Caldo de castanhas com figos secos

 


Caldo de castanhas com figos secos

Em tempos que já lá vão, muito embora permaneçam bem vivos na memória de muitos, a romaria da Senhora da Saúde de Valpaços era o ponto de encontro primordial das gentes da Terra Quente e da Montanha.

 Sendo que os fregueses das aldeias do lado da Terra Quente do lendário Rabaçal, tratados por “figacheiros” pelos da Montanha, se referiam a estes seus vizinhos do lado de lá do rio como os “montanheses”.

O conceito de Montanha era assim preferido ao de Terra Fria, talvez porque o relevo sobranceiro não alcançasse as alturas das terras de Bragança e Miranda, não deixando, por isso, de ser marcante a diferenciação climática, edáfica e agrária, consumada em distintas idiossincrasias.

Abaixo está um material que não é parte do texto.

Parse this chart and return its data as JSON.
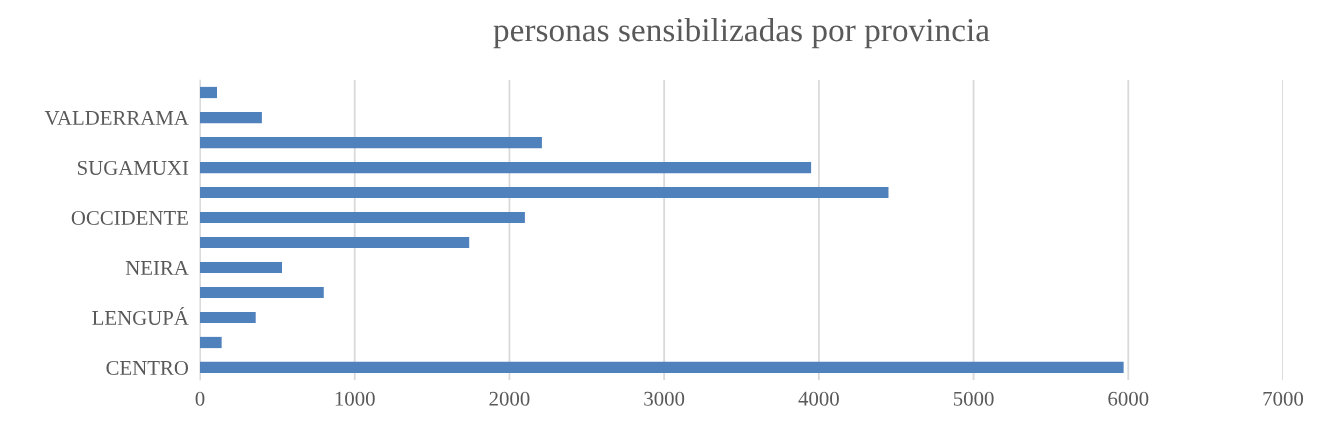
{
  "chart_data": {
    "type": "bar",
    "orientation": "horizontal",
    "title": "personas sensibilizadas por provincia",
    "categories": [
      null,
      "VALDERRAMA",
      null,
      "SUGAMUXI",
      null,
      "OCCIDENTE",
      null,
      "NEIRA",
      null,
      "LENGUPÁ",
      null,
      "CENTRO"
    ],
    "values": [
      110,
      400,
      2210,
      3950,
      4450,
      2100,
      1740,
      530,
      800,
      360,
      140,
      5970
    ],
    "color": "#4f81bd",
    "xlim": [
      0,
      7000
    ],
    "xticks": [
      0,
      1000,
      2000,
      3000,
      4000,
      5000,
      6000,
      7000
    ],
    "grid": "x"
  }
}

 Ainda assim, as terras mais altas de onde o Rabaçal e o Tuela descem, lá das bandas de Vinhais, mereciam o epíteto de “Serra”, simplesmente.

Na Terra Quente, genericamente xistosa, cultivava-se, antes do abastardamento agrário provocado pela CEE, a oliveira, o trigo, o vinho e o figo, enquanto na Montanha, marcadamente granítica, predominavam a castanha, a batata, o centeio e a pecuária.

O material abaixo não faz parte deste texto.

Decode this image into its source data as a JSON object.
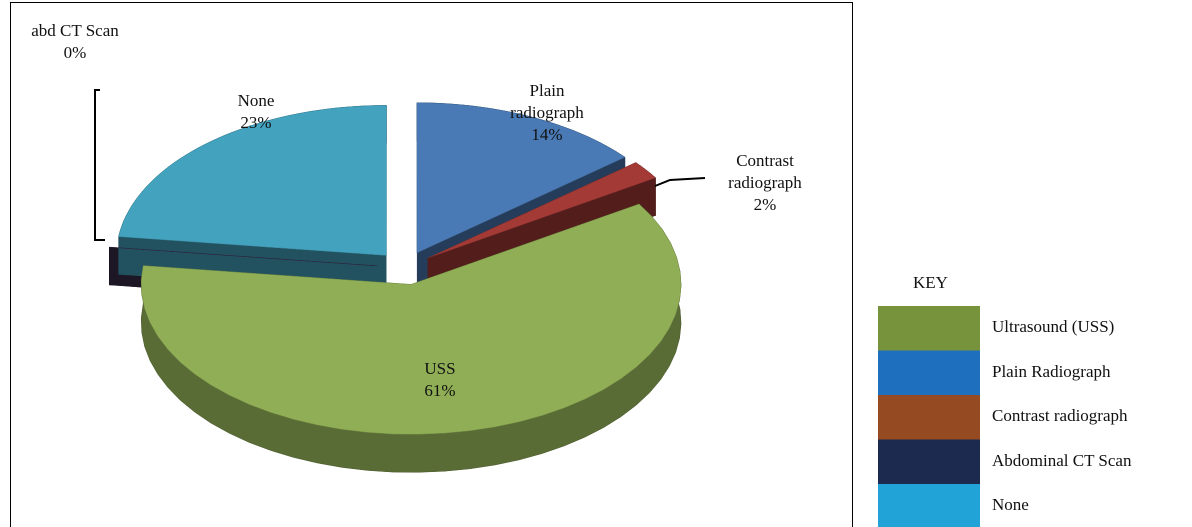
{
  "chart_data": {
    "type": "pie",
    "categories": [
      "Plain radiograph",
      "Contrast radiograph",
      "USS",
      "abd CT Scan",
      "None"
    ],
    "values": [
      14,
      2,
      61,
      0,
      23
    ],
    "value_labels": [
      "14%",
      "2%",
      "61%",
      "0%",
      "23%"
    ],
    "colors": [
      "#4a7ab5",
      "#a33a36",
      "#8fae55",
      "#3a2c4a",
      "#43a3bf"
    ],
    "legend_title": "KEY",
    "legend_labels": [
      "Ultrasound (USS)",
      "Plain Radiograph",
      "Contrast radiograph",
      "Abdominal CT Scan",
      "None"
    ],
    "legend_colors": [
      "#77933c",
      "#1f6fbf",
      "#954a22",
      "#1c2a50",
      "#21a3d8"
    ]
  }
}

De tudo isto resultavam fluxos e refluxos afectivos, culturais e comerciais relevantes: trocava-se mel por azeite, comerciava-se batata, castanha, vinho e concertavam-se casamentos.

Assim era que, consoante a época, os montanheses amimavam os seus amigos figacheiros com “magustos de castanhas” logo que os ouriços as davam à luz e os figacheiros os seus amigos montanheses com cestas de figos e uvas acabadinhos de amadurar.

Mas era na congregante romaria valpacense que mutuamente se privilegiavam com gracejos, abraços e beijos, e amiúde se encetavam derriços e consumavam noivados. Elucidativa é a cantiga, verdadeiro ícone do folclore regional, que rezava assim:

Oh minha mãe deixe, deixe/ Oh minha mãe “deixemir” (deixe-me-ir) / Ao arraial a Valpaços/ Que eu vou e torno a vir.

Manda a verdade que se diga, porém, que não raras vezes a alegria genuína dos arraiais era perturbada por tumultos de índole bairrista motivados, por exemplo, pela disputa das fragas do recinto festivo em que os romeiros das diferentes aldeias se assentavam para merendar ou simplesmente descansar e mais comodamente assistir ao deslumbrante fogo-de-artifício.

 Sem esquecer que no tempo das segadas, ranchos de montanheses organizados em camaradas, desciam à Terra Quente para desembaraçar o aperto da ceifa dos trigais e, inversamente, os da Terra Quente subiam à Montanha para agilizar ceifa do centeio.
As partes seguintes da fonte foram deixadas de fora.